Interesante lo que dices, y no creo que este mal el post. De eso se trata, de ser especifico.

Sabes, tengo algunos circuitos sumamente minimalistas, se tratan ni mas ni menos de preamplificador con fet. Dame tiempo, los escaneo y te los pongo en un post.

Nuevamente un saludo y gracias!


----------



## CRONOS1970 (Sep 9, 2009)

Tal como te lo prometí.

He aquí algunos diagramas que utilizan transistores de efecto de campo (FET), la mayoría de los circuitos con Fet tienen entrada de alta impedancia igual que la salida.

Espero sean de ayuda para tus proyectos.

Atte. CRONOS1970.

P.D. Los circuitos fueros sacados de una revista.


----------



## Cacho (Sep 9, 2009)

Entre las Normas de Participación hay una que parece que no leíste:

*2.3* Los usuarios no pueden publicar mensajes para insinuar o instruir a otro(s) miembro(s) para que revisen su cuenta de correo electrónico, su buzón de mensajes privados, o para indicarles de alguna manera que tienen un nuevo mensaje privado o de correo electrónico, con el objeto de solicitar u ofrecer una respuesta con respecto al tema en cuestión. Tampoco está permitido enviar publicidad u ofertas de servicios no solicitados a través de mensajes privados y/o correo electrónico a otros usuarios de *Foros de Electrónica*.

Si querés arreglar algo por mail, comunicate por MP con el destinatario. El registrarse en una comunidad para ofrecer públicamente soluciones "privadas" es un gesto poco amable para con el resto de los foristas. Por favor, tratá de no repetirlo. Gracias.


----------



## AMiranda (Sep 10, 2009)

cacho,  ¿cuánto admite este foro de subida de adjuntos?

un saludo


----------



## Cacho (Sep 10, 2009)

Hola Alberto

Acá te dejo una captura de la pantalla que aparece al darle click a "Gestionar Archivos Adjuntos".
Ahí salen las máximas dimensiones y tamaños (en kB) admitidos de los adjuntos, junto con las extensiones permitidas.

Saludos


----------



## AMiranda (Sep 10, 2009)

ok, gracias,entonces la solución es sencilla para compartir esos esquemas...
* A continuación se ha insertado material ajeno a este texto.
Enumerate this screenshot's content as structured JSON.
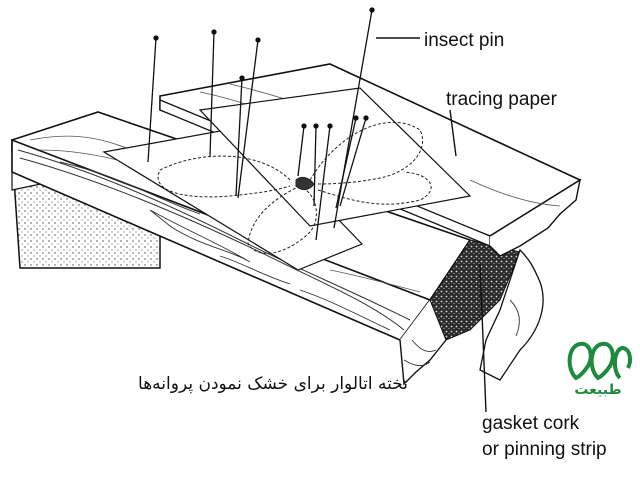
{
  "labels": {
    "insect_pin": "insect pin",
    "tracing_paper": "tracing paper",
    "gasket_line1": "gasket cork",
    "gasket_line2": "or pinning strip"
  },
  "caption": "تخته اتالوار برای خشک نمودن پروانه‌ها",
  "logo": {
    "text": "طبیعت",
    "color": "#1d8a3e"
  },
  "colors": {
    "ink": "#111111",
    "paper": "#ffffff"
  }
}
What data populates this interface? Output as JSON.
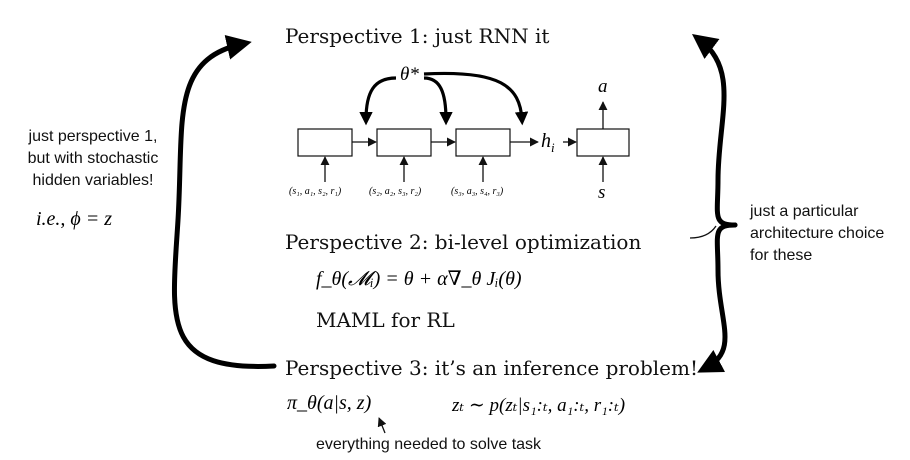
{
  "perspective_1": {
    "title": "Perspective 1: just RNN it",
    "theta_star": "θ*",
    "hidden_label": "h",
    "hidden_subscript": "i",
    "action_label": "a",
    "state_label": "s",
    "tuples": [
      "(s₁, a₁, s₂, r₁)",
      "(s₂, a₂, s₃, r₂)",
      "(s₃, a₃, s₄, r₃)"
    ]
  },
  "perspective_2": {
    "title": "Perspective 2: bi-level optimization",
    "formula": "f_θ(𝓜ᵢ) = θ + α∇_θ Jᵢ(θ)",
    "maml_label": "MAML for RL"
  },
  "perspective_3": {
    "title": "Perspective 3: it’s an inference problem!",
    "policy": "π_θ(a|s, z)",
    "posterior": "zₜ ∼ p(zₜ|s₁:ₜ, a₁:ₜ, r₁:ₜ)",
    "caption": "everything needed to solve task"
  },
  "left_note": {
    "lines": [
      "just perspective 1,",
      "but with stochastic",
      "hidden variables!"
    ],
    "math": "i.e., ϕ = z"
  },
  "right_note": {
    "lines": [
      "just a particular",
      "architecture choice",
      "for these"
    ]
  }
}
un RAR por partes con 1 mega máximo cada parte

un saludo


----------



## CRONOS1970 (Sep 10, 2009)

Lo lamento deveras!!

Gracias por advertirlo, no se volverá a repetir.

En ese caso, aqui les envío en partes y por archivo rar los diagramas. 
Jamás fue la intención de tratarlo como algo privado.

Gracias Cacho!


----------



## Cacho (Sep 10, 2009)

No hay nada que agradecer de tu parte, ni que disculpar por la mía, Cronos.
Soy yo el agradecido por tu comprensión.

Saludos


----------